Using this treatment regimen, FAE are generally well-tolerated drugs suitable for long-term treatment in psoriasis (10). Adverse effects include usually mild flushing and gastrointestinal symptoms, which resolve normally at lower doses or by slower dose increase. Relative lymphopaenia is the most frequent laboratory finding in long-term users and only needs interruption at very low leukocyte counts, as it is probably a consequence of altered redistribution. The exact mode of action remains open, although several activities of FAE have been uncovered. FAE treatment suppresses Th1 cell-associated cytokines, such as interleukin 12 and interferon-gamma (11, 12), and promotes Th2-cytokines such as interleukin 4, 5 or 10 (13, 14). It also inhibits NFκB translocation and induces apoptotic phenomena (15). As development of psoriasis is associated with, and probably dependent on, a Th1-cytokine milieu (16), the switch from a Th1- to a Th2-cytokine profile may be important for the effect of FAE in psoriasis. It has been shown that functional depletion of intracellular glutathione leads to the induction of the anti-inflammatory active stress protein HO-1, which, at least in part, is responsible for the diminished secretion of inflammatory cytokines (11). Likewise, granuloma formation depends on Th1-cytokines and on tumour necrosis factor (TNF) (4). Yet, it remains questionable, whether therapies with TNF-antagonizing agents, that are associated with such a strong immunosuppressive effect, are justified in this disease. In addition, it could be demonstrated that inhibition of leukocyte rolling through modulation of adhesion molecule expression contributes to the list of FAE-mediated anti-inflammatory activities (17). Based on this rationale and reports showing that FAE may be effective in patients with a variety of non-infectious granulomatous skin diseases, including 13 patients with disseminated GA (7), we reviewed 8 consecutive patients who have received FAE for GA. In another study, 8 patients with disseminated GA also showed significant improvement in 7 out of 8 patients with side-effects in 6 out of 8 patients (8). Moreover, in 18 patients with necrobiosis lipoidica, FAE therapy improved the disease significantly in 15 out of 18 patients (9).
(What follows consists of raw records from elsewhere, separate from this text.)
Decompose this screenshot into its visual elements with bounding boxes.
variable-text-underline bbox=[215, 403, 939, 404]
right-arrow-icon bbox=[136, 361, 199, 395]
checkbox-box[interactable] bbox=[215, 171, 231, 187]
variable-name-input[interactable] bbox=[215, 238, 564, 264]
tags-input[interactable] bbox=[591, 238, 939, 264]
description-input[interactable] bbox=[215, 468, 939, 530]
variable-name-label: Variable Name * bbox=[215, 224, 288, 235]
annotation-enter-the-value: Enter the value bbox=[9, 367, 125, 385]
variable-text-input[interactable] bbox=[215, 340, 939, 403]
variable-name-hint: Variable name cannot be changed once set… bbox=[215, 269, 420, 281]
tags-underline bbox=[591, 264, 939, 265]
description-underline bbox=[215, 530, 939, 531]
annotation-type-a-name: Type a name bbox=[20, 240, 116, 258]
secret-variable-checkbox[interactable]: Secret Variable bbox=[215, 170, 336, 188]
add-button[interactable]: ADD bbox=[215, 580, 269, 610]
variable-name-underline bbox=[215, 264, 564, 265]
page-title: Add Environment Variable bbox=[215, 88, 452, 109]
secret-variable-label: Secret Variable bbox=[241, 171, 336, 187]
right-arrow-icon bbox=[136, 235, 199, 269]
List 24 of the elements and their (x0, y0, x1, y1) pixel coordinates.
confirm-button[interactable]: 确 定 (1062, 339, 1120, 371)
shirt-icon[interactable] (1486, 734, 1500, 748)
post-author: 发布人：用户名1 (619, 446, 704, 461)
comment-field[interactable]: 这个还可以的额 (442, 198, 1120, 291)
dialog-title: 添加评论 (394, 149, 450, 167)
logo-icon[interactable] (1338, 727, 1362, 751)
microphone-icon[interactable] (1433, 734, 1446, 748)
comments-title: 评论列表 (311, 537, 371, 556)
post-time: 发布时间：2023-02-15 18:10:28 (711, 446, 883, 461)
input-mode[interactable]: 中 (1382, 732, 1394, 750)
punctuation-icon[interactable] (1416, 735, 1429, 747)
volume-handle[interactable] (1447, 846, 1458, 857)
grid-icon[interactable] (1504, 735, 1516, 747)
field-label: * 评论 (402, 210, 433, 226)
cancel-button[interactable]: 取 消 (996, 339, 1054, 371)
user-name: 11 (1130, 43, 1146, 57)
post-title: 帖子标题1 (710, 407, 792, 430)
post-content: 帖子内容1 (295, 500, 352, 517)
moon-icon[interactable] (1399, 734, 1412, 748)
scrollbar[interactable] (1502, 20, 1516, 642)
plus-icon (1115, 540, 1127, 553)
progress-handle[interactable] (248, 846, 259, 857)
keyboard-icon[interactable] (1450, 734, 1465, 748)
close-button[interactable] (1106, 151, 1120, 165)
While the latter studies used the standard treatment regimen described for psoriasis, we used a low-dose approach not exceeding a maximum dose of 2 tablets Fumaderm® per day. Gastrointestinal side-effects of FAE occurred only in 2 patients; 6 out of 8 patients tolerated treatment very well when FAE were adapted to the individually tolerated dose. Blood count abnormalities included transient mild leucopaenia in 2 patients, lymphopaenia in 4 patients and eosinophilia in one patient (Table I), but did not require discontinuation of the therapy. Thus, 6/8 patients improved, a success rate obtained with the most promising alternative treatments, such as bath PUVA therapy (5). The frequency of side-effects under low-dose therapy was strongly reduced compared with the data published in the literature for higher dose regimes. Discontinuation of the therapy was seen in 8 out of 13 (7) and 4 out of 8 patients (8) compared with 2 out of 8 patients in the presented study. In this report we are able to present data demonstrating a similar efficacy for low-dose therapy of disseminated GA compared with conventional dosage. It is tempting to speculate that the benefit-risk ratio of this low-dose regime appears to be increased due to the better tolerability of lower FAE dosages. In our opinion continuation of a lower FAE dosage over a long period of time seems to be more relevant for therapeutic success than a higher but shorter treatment approach. Larger controlled prospective studies are needed to investigate the ideal treatment regimen and the effectiveness of FAE in patients with disseminated GA.

The authors declare no conflict of interest.